There are now a few direct examples of classic tabletop modules translated to another medium. The Temple of Elemental Evil has been available as a tabletop module since 1985, and a computer game since 2003. Likewise, DDO has just announced that they’ll be releasing The Haunted Halls of Eveningstar – which has the extraordinary honor of being the only published module I’ve ever run, in nearly 21 years of D&D. My point here is that there can’t help but be a lot of changes from that come with a shift in medium. In terms of the verbs available to players, video games are unavoidably restrictive, while tabletop is limiting in idea (depending on rule set and group dynamic, players may not think to pursue means that aren’t spelled out on their character sheets) and LARP is limiting in feasibility (LARPs generally don’t let players solve problems by breaking windows, burning down buildings, or doing any of the things that violate safety).

This is a really digressive way of saying that the things you have to plan for as possible player solutions vary widely by medium. The glory of tabletop is that there’s no visual to worry about rendering, so the players can try anything that the group’s social contract and the GM’s patience allow. LARPs don’t allow all of that, but there’s an incredible wealth of emergent detail that flows out of the physical staging. On the gripping hand, imagine a tabletop game in which there could only be about half a dozen maps. You can add walls and other terrain features, at some cost in time and labor, but there are also walls and other terrain features that cannot ever be removed. Oh, and it takes a lot of work to make creatures be anything other than medium-sized bipeds or quadrupeds (with an exception made for spiders – I think the spider costumes CI/Ro3 has been using since the dawn of time are surprisingly good).

I may be reiterating the same idea a lot here. I do want to point out that the traditions and styles I’m describing for CI/Ro3 games are far from the only things out there, though in the US they are predominant – CI/Ro3 has more in common with NERO and its lineage than IFGS. (Matt – I’m well aware that this is probably obscure jargon to you – NERO and IFGS represent radically different approaches to the basic game loop.) I do have some experience with the latter, though – it’s how I was first introduced to LARPing. IFGS does a number of things that make it a lot more like D&D than NERO is: modules are published and are often run more than once, in different parts of the country; the story focuses on the adventuring party rather than the playerbase as a whole; there’s very little roleplay that doesn’t occur in the context of a module. (Also, this is not criticism of their style. They were the ones who first got me hooked on this hobby, so they must be doing something right.)

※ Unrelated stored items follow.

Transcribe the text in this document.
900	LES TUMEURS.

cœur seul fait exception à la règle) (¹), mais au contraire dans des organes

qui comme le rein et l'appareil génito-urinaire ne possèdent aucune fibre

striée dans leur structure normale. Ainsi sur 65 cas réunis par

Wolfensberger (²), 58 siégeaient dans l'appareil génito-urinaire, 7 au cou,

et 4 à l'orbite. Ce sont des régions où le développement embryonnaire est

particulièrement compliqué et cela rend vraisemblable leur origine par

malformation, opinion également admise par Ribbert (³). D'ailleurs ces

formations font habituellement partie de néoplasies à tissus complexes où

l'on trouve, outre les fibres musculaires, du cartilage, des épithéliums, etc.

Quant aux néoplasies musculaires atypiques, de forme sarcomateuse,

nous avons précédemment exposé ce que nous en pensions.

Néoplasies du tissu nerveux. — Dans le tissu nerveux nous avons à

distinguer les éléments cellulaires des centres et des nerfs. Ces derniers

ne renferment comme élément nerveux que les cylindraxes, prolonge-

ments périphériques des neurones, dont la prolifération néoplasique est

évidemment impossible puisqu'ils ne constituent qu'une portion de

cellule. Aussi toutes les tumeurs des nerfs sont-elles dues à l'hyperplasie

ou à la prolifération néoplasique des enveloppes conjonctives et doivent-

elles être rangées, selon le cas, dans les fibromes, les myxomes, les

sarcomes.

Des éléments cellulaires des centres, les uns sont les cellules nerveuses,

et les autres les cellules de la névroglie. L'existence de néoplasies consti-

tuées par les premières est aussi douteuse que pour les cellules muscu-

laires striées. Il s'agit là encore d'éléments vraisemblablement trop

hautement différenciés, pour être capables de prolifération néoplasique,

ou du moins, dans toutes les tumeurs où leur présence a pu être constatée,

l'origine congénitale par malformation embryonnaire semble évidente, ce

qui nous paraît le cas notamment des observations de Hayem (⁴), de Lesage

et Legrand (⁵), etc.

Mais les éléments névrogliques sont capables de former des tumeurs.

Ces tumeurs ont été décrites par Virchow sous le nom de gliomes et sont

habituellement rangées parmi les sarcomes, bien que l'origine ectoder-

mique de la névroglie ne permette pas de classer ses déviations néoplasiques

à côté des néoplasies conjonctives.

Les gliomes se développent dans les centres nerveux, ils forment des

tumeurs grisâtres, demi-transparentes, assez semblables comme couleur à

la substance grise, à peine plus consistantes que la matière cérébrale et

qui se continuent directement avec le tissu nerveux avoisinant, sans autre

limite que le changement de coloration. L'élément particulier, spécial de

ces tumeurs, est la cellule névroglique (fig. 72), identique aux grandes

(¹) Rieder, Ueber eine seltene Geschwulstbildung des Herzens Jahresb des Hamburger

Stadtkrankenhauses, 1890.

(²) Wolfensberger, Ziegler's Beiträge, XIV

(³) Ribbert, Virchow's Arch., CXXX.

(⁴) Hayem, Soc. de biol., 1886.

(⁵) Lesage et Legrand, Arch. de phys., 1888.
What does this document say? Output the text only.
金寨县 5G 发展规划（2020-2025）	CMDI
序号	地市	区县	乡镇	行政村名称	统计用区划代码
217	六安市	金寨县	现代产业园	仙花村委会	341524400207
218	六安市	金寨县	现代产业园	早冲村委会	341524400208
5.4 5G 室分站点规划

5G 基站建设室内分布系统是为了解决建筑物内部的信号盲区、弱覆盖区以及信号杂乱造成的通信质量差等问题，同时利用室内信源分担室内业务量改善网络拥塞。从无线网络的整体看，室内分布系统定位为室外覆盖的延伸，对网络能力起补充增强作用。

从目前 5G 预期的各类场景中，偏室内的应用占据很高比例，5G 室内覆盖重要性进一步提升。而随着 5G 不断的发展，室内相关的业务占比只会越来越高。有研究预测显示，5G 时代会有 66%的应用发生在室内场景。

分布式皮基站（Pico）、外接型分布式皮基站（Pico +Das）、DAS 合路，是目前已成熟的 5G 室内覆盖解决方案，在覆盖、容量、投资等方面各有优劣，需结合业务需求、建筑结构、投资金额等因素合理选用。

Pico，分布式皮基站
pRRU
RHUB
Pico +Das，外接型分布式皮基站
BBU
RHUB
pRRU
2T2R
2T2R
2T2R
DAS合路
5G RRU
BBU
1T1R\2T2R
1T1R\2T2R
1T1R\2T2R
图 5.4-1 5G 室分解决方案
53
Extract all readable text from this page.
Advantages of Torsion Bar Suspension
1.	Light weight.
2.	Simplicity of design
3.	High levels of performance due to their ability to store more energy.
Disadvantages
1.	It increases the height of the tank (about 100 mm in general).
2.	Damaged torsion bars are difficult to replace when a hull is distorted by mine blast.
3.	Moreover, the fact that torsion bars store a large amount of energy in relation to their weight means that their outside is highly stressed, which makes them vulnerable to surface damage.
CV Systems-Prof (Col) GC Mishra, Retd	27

Without extensive interstitial content, though, it changes how you think about setting, character, and story. It is to counter this exact point that the 3.x-era Adventure Paths published in Dungeon Magazine had extensive setting detail. IFGS, and a D&D campaign made entirely of modules, have a lot more in common with a TV procedural than a serial drama. CI/Ro3, and I think the whole NERO lineage of LARPs, still have a few predictable elements in their event’s format, but no more than serial dramas conform to Freytag’s Pyramid.

Wow, this answer is all over the damn place. I hope I’ve said a few useful words about module-writing in the two different media.